Not all libraries can be seen with the eyes though. We each build a private collection within ourselves over time. Every book we read is added to what Sam Shepard called the “inner library,” Ferdinand de Saussure the “inner storehouse,” and Michel de Montaigne the “back-room of the mind.” In prerevolutionary France, Montaigne envisioned this area of his brain as a tower library to which he could retreat, keeping company with himself anywhere. In 2003, former Duke University president Nannerl Keohane urged incoming students to furnish that backroom well.
And that’s just what Stuart Kells did. A true bookworm at heart, he filled the backroom of his mind with tales of bound words and then shared them with readers in The Library.
Stuart Kells is an Australian author and expert on rare and antique books, as well as the book trade itself. He earned a PhD in Law from Monash University in Melbourne and has worked in government and business. His book Penguin and the Lane Brothers: The Untold Story of a Publishing Revolution won the 2015 Ashurst Business Literature Prize. Kells co-edited another book about one of the brothers titled Outback Penguin: Richard Lane’s Barwell Diaries (2016). He has also written a biography of antiquarian bookseller Kay Craddock titled Rare (2011). Kells is coauthor with Ian D. Gow of The Big Four: The Curious Past and Perilous Future of Global Accounting Economy, published last month. His forthcoming Shakespeare’s Library: Unlocking the Greatest Mystery in Literature is due out August 20 from Text Publishing in Melbourne.

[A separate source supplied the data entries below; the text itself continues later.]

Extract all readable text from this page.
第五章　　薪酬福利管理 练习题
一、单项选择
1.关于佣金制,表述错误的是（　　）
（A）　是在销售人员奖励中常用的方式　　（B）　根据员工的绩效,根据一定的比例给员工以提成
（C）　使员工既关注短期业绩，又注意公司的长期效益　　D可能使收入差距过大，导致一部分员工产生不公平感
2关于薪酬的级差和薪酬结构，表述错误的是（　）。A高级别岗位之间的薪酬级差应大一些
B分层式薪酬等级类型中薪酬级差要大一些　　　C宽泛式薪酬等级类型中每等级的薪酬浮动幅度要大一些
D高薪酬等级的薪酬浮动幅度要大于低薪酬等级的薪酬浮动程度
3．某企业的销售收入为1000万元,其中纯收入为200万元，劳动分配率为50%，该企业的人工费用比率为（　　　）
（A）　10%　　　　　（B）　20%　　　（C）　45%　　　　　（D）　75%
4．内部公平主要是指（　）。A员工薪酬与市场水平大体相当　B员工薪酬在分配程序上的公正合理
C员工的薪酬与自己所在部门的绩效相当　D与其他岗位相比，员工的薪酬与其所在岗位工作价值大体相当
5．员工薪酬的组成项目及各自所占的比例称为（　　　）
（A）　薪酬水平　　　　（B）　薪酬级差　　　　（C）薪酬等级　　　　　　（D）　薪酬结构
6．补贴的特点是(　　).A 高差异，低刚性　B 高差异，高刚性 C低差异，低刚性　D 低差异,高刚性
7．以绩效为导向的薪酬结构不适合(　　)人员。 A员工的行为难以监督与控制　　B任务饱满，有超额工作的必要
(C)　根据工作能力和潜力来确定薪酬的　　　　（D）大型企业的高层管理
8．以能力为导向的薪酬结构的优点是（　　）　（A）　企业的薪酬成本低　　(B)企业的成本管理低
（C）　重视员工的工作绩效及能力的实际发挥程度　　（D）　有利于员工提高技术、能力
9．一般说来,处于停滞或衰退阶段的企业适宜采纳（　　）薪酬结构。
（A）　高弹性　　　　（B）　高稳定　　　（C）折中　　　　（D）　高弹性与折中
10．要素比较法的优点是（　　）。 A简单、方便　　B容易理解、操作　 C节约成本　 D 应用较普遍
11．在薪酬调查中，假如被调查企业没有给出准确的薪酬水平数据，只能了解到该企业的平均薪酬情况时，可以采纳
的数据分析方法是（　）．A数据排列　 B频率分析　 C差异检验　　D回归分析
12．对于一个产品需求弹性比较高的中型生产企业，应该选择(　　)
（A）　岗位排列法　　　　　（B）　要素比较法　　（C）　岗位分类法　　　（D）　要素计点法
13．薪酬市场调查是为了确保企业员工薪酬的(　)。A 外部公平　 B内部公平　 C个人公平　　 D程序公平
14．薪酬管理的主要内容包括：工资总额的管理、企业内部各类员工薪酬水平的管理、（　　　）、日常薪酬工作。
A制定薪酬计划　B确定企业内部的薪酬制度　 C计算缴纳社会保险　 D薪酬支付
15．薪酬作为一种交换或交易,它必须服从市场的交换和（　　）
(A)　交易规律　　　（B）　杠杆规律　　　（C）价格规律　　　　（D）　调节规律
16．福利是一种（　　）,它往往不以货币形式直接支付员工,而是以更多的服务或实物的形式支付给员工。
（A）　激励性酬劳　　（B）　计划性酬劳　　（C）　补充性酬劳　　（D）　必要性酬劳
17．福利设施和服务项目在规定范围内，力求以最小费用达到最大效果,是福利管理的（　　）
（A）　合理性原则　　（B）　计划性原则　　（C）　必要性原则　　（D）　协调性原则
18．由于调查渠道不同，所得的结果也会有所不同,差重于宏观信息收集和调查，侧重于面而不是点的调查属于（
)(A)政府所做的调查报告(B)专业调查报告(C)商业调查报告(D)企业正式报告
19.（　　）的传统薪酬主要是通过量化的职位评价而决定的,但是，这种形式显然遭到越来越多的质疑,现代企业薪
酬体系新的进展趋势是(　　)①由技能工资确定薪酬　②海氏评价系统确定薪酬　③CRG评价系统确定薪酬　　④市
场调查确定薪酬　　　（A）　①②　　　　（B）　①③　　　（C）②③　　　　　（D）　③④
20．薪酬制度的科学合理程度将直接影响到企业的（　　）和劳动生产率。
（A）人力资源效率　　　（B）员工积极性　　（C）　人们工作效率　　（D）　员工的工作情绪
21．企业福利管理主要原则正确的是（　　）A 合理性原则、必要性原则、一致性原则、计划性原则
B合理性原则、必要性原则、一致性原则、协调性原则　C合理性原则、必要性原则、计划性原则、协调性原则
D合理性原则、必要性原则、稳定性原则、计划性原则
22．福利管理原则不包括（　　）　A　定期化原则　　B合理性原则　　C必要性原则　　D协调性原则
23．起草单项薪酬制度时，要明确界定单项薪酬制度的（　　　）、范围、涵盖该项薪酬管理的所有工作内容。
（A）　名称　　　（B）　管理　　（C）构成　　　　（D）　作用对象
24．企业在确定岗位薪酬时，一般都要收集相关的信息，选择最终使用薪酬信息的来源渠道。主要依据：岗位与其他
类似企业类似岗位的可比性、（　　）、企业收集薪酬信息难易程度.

Publisher: Counterpoint Press
Counterpoint in Berkeley, California, has been through a number of changes since its founding in 1994 by financier Frank H. Pearl and editor/publisher Jack Shoemaker (cofounder of the former North Point Press, now part of Farrar, Straus, and Giroux). Pearl, who died in 2012, was also the founder of Perseus Books Group. Perseus Books distributes books for several hundred indie publishers, including Counterpoint, through Publishers Group West. Shoemaker left Counterpoint in 2004, and later partnered with Charlie Winton (founder of Publishers Group West) in 2007 to create Counterpoint LLC, a merger of three indie presses: Counterpoint Press, Soft Skull Press, and Shoemaker and Hoard. Winton stepped down in 2013, and Andy Hunter now heads Counterpoint, which merged with Catapult in 2016.
Counterpoint Press publishes both literary fiction and nonfiction. The submissions policy is on the website, but no “submissions of poetry manuscripts at this time.”